If you’re already getting certain benefits and need a loan, see if you can apply for an interest-free Budgeting Loan from the Social Fund. This can be much cheaper than paying high interest charges for borrowing from payday or doorstep lenders. This page tells you how Budgeting Loans work and how to apply for them, including information about Budgeting Advances if you’re on Universal Credit.
What is a Budgeting Loan?
A Budgeting Loan helps you pay for an essential or unexpected expense if you’re on a low income. It can be used for a wide range of things, including:
- Furniture or household equipment.
- Clothing or footwear.
- Advance rent or removal expenses for a new home.
- Travelling expenses.
- Things to help you look for or start work.
- Improving, maintaining or securing your home.
- Maternity or funeral expenses.
Other help with maternity expenses
If you’re expecting your first child or you’re expecting more than one baby and already have children, you may be able to claim a £500 SureStart maternity grant instead. You don’t have to pay this back.
Other help with funeral expenses
If you are getting certain benefits and have to pay the funeral expenses of a relative or close friend, you might be able to apply for a Funeral Payment.
Can I get a Budgeting Loan?
You can apply for a Budgeting Loan if you’re getting one of these benefits:
- Pension Credit.
- Income Support.
- Income-based Jobseeker’s Allowance.
- Income-related Employment and Support Allowance.
You must have been claiming for at least 26 weeks, either consecutively or with a break of no more than 28 days.
The minimum amount you can ask for is £100.
Some things affect the amount of loan you can ask for, like:
- Existing Social Fund loans.
- Savings over £1,000 (or £2,000 if you’re 63 or over).
How to apply for a Budgeting Loan
You can apply online on the GOV.UK website. This option isn’t available in Northern Ireland.
You can also download, print and fill in Form SF500 from the GOV.UK website.
Or ask for the form at your local Jobcentre Plus (or Jobs and Benefits Office in Northern Ireland).
Paying back a Budgeting Loan
Loan repayments are interest free and worked out at the time your loan is agreed.
Depending on the amount you borrow, you normally have to pay it back within two years.
Repayments are usually automatically taken out of your benefits.
If you stop getting benefits while you’re paying back the loan, you’ll need to agree another way to pay the money back.
If you have a loan but can no longer afford the agreed repayments, ask the office that paid you to work out another repayment plan.
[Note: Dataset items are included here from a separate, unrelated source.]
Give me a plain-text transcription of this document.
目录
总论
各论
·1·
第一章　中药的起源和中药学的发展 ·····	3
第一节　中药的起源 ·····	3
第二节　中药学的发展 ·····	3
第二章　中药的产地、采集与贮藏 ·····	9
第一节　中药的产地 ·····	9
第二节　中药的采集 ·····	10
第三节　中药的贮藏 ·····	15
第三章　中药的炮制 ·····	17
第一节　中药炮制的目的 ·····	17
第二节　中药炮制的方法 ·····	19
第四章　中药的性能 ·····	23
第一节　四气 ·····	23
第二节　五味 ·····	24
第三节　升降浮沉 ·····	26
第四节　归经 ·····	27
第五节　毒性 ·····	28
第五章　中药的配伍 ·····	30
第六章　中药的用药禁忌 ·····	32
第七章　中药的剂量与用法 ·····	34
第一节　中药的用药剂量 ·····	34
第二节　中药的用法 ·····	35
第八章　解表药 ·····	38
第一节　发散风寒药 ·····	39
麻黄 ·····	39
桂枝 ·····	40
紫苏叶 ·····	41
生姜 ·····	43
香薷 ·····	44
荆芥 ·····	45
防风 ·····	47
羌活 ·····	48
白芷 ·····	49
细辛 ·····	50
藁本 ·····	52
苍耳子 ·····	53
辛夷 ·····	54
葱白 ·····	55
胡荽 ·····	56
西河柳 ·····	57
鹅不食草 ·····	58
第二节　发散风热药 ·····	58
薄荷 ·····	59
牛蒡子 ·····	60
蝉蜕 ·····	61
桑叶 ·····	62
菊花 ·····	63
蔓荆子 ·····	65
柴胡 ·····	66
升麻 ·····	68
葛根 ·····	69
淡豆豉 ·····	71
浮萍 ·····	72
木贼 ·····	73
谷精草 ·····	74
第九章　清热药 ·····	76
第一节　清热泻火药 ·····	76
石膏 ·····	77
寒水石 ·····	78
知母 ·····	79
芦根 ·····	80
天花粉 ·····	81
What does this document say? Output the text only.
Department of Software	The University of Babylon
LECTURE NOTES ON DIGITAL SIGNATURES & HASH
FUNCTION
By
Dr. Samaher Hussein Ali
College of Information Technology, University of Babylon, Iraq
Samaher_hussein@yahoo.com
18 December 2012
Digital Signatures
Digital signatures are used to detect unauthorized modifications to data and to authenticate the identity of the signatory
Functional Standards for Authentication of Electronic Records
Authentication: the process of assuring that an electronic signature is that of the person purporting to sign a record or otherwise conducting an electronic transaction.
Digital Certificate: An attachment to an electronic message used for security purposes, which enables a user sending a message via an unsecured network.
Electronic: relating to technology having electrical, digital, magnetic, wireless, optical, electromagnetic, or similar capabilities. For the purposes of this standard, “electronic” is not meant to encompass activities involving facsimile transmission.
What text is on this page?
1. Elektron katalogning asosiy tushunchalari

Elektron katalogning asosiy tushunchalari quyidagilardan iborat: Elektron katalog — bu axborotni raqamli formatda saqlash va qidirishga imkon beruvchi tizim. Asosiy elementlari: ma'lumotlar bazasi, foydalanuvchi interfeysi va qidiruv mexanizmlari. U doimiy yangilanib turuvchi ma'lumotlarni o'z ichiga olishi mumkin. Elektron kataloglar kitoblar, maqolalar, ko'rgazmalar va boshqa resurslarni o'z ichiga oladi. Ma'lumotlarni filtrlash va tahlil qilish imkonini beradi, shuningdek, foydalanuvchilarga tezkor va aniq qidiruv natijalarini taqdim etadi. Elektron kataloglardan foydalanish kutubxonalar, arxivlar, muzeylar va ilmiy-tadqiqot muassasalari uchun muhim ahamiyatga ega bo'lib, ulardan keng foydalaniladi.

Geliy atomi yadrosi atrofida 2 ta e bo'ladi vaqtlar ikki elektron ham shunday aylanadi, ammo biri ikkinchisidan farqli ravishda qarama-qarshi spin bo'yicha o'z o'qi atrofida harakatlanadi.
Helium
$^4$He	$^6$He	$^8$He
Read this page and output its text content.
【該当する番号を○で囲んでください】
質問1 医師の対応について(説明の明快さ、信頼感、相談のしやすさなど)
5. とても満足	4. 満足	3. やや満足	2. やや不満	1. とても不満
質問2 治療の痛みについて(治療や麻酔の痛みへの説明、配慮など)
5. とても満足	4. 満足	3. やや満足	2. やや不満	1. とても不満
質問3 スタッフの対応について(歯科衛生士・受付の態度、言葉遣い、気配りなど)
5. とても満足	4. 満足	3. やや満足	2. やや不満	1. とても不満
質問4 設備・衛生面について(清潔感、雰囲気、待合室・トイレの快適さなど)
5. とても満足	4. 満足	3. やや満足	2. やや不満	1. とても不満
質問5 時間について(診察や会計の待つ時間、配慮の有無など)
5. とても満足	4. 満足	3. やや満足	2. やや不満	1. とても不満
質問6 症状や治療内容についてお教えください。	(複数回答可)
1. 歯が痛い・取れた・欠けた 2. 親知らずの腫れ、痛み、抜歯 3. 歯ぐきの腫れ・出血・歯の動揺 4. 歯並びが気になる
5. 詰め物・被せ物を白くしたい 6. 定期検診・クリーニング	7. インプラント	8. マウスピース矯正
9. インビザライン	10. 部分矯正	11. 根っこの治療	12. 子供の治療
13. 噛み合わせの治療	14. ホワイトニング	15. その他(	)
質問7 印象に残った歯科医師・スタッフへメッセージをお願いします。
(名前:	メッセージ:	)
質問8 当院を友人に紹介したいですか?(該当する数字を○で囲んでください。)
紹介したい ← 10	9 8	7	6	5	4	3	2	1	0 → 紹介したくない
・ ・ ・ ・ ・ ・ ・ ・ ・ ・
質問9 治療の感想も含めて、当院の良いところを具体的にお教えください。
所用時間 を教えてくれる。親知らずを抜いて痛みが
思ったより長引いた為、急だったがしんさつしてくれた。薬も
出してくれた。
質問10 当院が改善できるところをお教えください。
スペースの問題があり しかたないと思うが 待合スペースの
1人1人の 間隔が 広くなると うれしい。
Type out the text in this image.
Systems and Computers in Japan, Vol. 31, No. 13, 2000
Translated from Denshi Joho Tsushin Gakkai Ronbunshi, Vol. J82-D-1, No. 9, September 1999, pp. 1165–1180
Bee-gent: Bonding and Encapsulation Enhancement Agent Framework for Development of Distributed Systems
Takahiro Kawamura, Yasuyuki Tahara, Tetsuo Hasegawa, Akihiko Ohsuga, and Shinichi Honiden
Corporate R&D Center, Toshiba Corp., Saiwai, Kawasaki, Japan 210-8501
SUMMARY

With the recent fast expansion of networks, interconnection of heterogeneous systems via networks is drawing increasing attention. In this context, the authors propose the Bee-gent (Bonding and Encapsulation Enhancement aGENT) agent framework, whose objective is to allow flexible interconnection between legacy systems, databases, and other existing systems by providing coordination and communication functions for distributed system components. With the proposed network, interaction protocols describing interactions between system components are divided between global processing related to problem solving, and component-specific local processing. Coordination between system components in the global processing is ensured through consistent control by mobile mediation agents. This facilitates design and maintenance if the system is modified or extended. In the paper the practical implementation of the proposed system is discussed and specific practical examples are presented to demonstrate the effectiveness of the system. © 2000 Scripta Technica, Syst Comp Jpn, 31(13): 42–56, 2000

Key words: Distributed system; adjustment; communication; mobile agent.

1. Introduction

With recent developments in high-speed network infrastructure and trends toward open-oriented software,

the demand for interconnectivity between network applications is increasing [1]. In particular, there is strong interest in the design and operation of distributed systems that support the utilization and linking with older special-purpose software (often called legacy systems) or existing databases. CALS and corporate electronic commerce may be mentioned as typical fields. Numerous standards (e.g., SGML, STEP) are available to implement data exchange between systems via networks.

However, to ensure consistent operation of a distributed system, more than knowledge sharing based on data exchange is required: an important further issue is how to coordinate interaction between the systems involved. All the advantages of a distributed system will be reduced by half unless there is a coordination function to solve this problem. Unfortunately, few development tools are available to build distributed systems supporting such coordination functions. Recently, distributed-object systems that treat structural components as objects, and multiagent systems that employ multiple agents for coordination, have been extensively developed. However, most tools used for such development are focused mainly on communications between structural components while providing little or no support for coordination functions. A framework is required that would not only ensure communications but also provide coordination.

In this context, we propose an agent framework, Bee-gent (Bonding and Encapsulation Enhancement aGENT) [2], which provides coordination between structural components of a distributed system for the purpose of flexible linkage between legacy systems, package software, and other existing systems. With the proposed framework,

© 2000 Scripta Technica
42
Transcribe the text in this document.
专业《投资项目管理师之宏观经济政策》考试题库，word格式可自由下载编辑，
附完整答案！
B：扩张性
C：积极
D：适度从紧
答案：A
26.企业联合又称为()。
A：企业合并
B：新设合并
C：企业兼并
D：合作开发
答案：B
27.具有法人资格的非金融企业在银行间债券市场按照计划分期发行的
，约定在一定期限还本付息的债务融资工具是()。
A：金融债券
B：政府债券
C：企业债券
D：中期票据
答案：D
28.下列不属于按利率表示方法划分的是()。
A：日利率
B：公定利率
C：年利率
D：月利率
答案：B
It’s important that you don’t get into debt trying to pay off the loan.
What is a Budgeting Advance?
If you’re claiming Universal Credit you should claim a Budgeting Advance instead of a Budgeting Loan. This is the equivalent of a Budgeting Loan for people who are claiming Universal Credit.
To get a Budgeting Advance you must:
- Have been getting Universal Credit for at least six months – unless you need the money to help you get a job or keep an existing job.
- Have earned less than £2,600 if you’re single (£3,600 if you’re in a couple) in the past six months.
- Not be paying off another Budgeting Advance.
You will usually have to start paying back your Budgeting Advance out of your next Universal Credit payment and pay it back within six months.
Ask your work coach at your local Jobcentre Plus about how to claim a Budgeting Advance.
Other help you can get
Local authorities in England and the devolved governments in Scotland, Wales and Northern Ireland can provide help and support in an emergency.
Help if you’re waiting for your first benefit payment
If you need money while you’re waiting for your first benefit payment or because you have had a significant change of circumstances, ask your Jobcentre Plus (Jobs and Benefits Offices in Northern Ireland) about a short-term benefit advance.
If you’re waiting for your first Universal Credit payment, you can ask for a Universal Credit Advance instead.